Published On: Ven, Dic 6th, 2019

Tutela dell’olio ligure, Claudio Muzio (FI): maggiore trasparenza in etichetta

Richiedere a livello nazionale ed europeo un sistema di etichettatura improntato alla massima chiarezza e trasparenza, al fine di tutelare chi produce e chi consuma l’olio d’oliva ligure, che rappresenta un’eccellenza apprezzata in Italia e in molti Paesi del mondo. E’ quanto propone Claudio Muzio, consigliere regionale di Forza Italia e segretario dell’Ufficio di Presidenza dell’Assemblea legislativa della Liguria, che ha depositato stamane un’Interrogazione a risposta immediata che verrà discussa nelle prossime sedute di Consiglio.

“Negli ultimi anni – dichiara Muzio – è cresciuta esponenzialmente, in Italia, l’importazione di olio d’oliva estero, in particolar modo spagnolo: quest’ultimo ha fatto registrare un aumento del 48% delle importazioni, con pesanti ripercussioni sul mercato e sull’uliveto Italia.

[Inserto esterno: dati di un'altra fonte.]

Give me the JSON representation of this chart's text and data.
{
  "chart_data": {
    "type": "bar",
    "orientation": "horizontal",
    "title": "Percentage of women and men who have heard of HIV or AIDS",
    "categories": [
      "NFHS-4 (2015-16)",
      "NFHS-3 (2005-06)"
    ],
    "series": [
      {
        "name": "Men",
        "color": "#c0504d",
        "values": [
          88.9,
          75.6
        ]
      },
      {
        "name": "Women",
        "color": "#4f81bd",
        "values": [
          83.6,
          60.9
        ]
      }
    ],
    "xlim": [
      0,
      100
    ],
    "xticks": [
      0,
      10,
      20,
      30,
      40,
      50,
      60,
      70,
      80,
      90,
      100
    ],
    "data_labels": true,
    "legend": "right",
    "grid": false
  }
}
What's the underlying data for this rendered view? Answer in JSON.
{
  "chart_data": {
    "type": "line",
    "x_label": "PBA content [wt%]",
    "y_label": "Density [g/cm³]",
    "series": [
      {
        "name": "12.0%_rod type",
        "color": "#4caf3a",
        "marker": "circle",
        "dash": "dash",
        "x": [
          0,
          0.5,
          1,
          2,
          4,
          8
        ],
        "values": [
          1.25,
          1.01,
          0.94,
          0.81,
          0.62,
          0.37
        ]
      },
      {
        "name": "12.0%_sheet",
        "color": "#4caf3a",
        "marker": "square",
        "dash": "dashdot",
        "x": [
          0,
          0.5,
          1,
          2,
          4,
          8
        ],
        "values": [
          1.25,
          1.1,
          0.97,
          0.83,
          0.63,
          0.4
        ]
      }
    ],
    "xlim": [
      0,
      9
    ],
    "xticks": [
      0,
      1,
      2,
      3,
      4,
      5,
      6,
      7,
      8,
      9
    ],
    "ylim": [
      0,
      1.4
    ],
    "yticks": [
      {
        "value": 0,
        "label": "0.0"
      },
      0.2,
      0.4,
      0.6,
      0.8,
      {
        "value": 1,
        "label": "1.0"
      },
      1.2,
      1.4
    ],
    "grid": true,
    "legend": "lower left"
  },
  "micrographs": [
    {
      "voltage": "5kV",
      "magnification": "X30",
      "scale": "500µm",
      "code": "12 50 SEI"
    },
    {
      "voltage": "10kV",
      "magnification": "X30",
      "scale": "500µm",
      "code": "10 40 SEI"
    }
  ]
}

Spesso tale olio, come ha denunciato Coldiretti, viene mescolato con quello nazionale ‘per acquisire, con le immagini in etichetta e sotto la copertura di marchi storici, magari ceduti all’estero, una parvenza di italianità’ da sfruttare poi sui mercati nazionali e mondiali”.

“L’attuale sistema di etichettatura – prosegue il consigliere regionale di Forza Italia – non favorisce dunque l’individuazione immediata della provenienza dell’olio d’oliva: sulle bottiglie di extravergine ottenute da olive straniere è quasi impossibile, nella stragrande maggioranza dei casi, leggere le scritte ‘miscele di oli di oliva comunitari’, ‘miscele di oli di oliva non comunitari’ o ‘miscele di oli di oliva comunitari e non comunitari’ riportate in caratteri molto piccoli, poste dietro la bottiglia e, in molti casi, in una posizione sull’etichetta che le rende difficilmente visibili”.

“Vi è dunque il rischio concreto, come ha rilevato Coldiretti Liguria in data 18 novembre u.s., che l’olio straniero venga confuso con quello italiano. A farne le spese sono soprattutto i prodotti d’eccellenza, qual è l’olio DOP Riviera Ligure, che vanta una tradizione antichissima ed ha grandi potenzialità sul mercato. Per questo – conclude Muzio – chiedo al presidente Toti e alla Giunta di porre in essere iniziative finalizzate a tutelare sui mercati la specificità dell’olio d’oliva ligure, in particolare per ciò che concerne la sua immediata riconoscibilità in etichetta”.